To our knowledge, this is the first time to report the independent correlation between ALDH2 variant and AMI in people with and without alcohol consumption. Although the statistical analysis showed a correlation between individuals carrying ALDH2*2 allele had higher risk of AMI, the underlying mechanism remains unclear. ALDH2 enzyme plays an important role in alcohol metabolism as well as endogenous aldehyde detoxifications as it catalyses the degradation of aldehydes and derivatives. Activation of ALDH2 can enhance aldehyde detoxification, hence reduce the damage to the heart muscles and lower the risk of AMI [16]. As the variant of ALDH2 produces dysfunctional proteins, detoxification becomes less efficient. Toxic aldehydes are building up and damage the heart muscles.
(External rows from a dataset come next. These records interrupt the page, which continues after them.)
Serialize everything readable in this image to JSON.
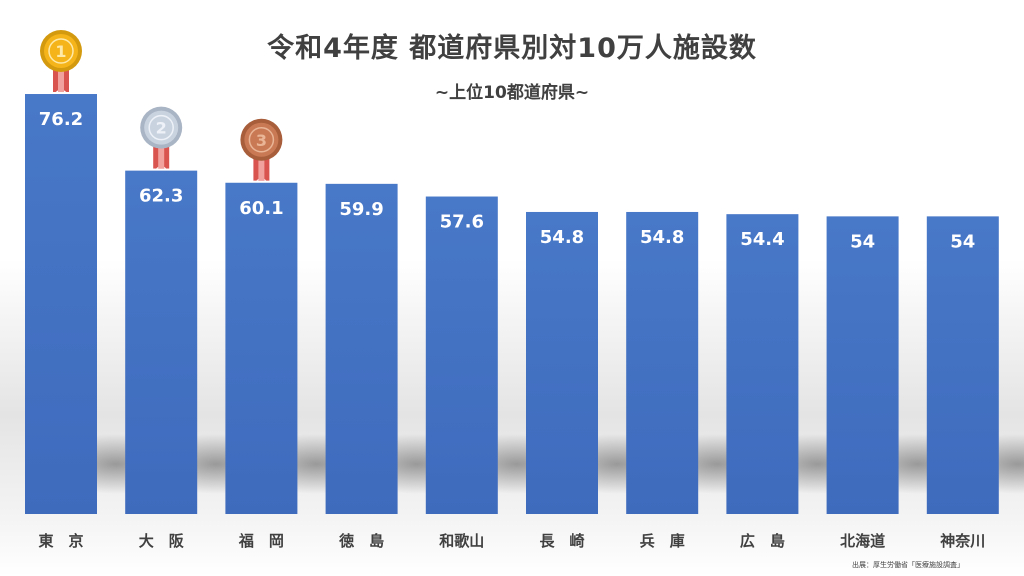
{
  "title": "令和4年度 都道府県別対10万人施設数",
  "subtitle": "~上位10都道府県~",
  "source": "出展：厚生労働省「医療施設調査」",
  "colors": {
    "bar": "#4472C4",
    "bar_dark": "#3a62b0",
    "gold": "#F4B41A",
    "silver": "#C9D3E0",
    "bronze": "#C97A55",
    "ribbon": "#D9534F",
    "label_text": "#ffffff",
    "axis_text": "#404040"
  },
  "medals": [
    "1",
    "2",
    "3"
  ],
  "chart_data": {
    "type": "bar",
    "categories": [
      "東　京",
      "大　阪",
      "福　岡",
      "徳　島",
      "和歌山",
      "長　崎",
      "兵　庫",
      "広　島",
      "北海道",
      "神奈川"
    ],
    "values": [
      76.2,
      62.3,
      60.1,
      59.9,
      57.6,
      54.8,
      54.8,
      54.4,
      54,
      54
    ],
    "data_labels": [
      "76.2",
      "62.3",
      "60.1",
      "59.9",
      "57.6",
      "54.8",
      "54.8",
      "54.4",
      "54",
      "54"
    ],
    "ylim": [
      0,
      86
    ],
    "grid": false,
    "legend": "none"
  }
}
It has been shown that in animal studies, wildtype ALDH2 reduced ethanol-induced elevation in cardiac acetaldehyde levels. AMI ethanol challenge deteriorated myocardial and cardiomyocyte contractile function [12]. Another study using ALDH2/LDLR knockout mice to illustrate the new pathway of ALDH2 to maintain lysosomal function, autophagy, and degradation of oxidized low-density lipid protein. ALDH2*2 could attenuate and interrupt ALDH2 function, resulting in increased foam cells due to impaired lysosomal function [24]. It is reasonable to speculate that in human, ALDH2*2 with reduced enzymatic function will promote the formation of atherosclerosis, which is the underlying cause of acute myocardial infarction. This results also explains why ALDH2*2 is an independent risk factor even without alcohol involvement. Further prospective studies with Mendalian randomization studies are required to verify the findings.

The strength of this study is that it used a large sample size which came from multiple representative regions in mainland China. All participants were evaluated with the same standard across all centres. All cases and age sex-matched controls were recruited from the same community or hospitals, which limited the impacts of lifestyles and behavioural interventions had on the study and reduced the inherent selection bias in case–control studies. Also, as data around risk factors for AMI was carefully documented in the INTERHEART-China study, we were able to adjust the association by known AMI risk factors. This allowed us to better evaluate the genetic variant as the independent variable and produce accurate estimates of risk assessment. At the same time, we do note the limitation of our study. The cases and controls involved in this study may answered the questions selectively, especially questions around alcohol consumption and smoking status. This makes the study vulnerable to recall and may leads to social desirability bias [25]. As the samples were recruited from AMI patients and controls in their community, only a small proportion of cases and controls were alcohol drinkers. This resulted in that our statistical analysis of the alcohol intake group was underpowered, even direction and strength of association are consistent, a larger sample size is needed to confirm the result.

In conclusion, ALDH2 rs671 variant is associated with AMI risk, independent to the alcohol involvement. The result supports that ALDH2*2 allele is an independent risk factor of AMI.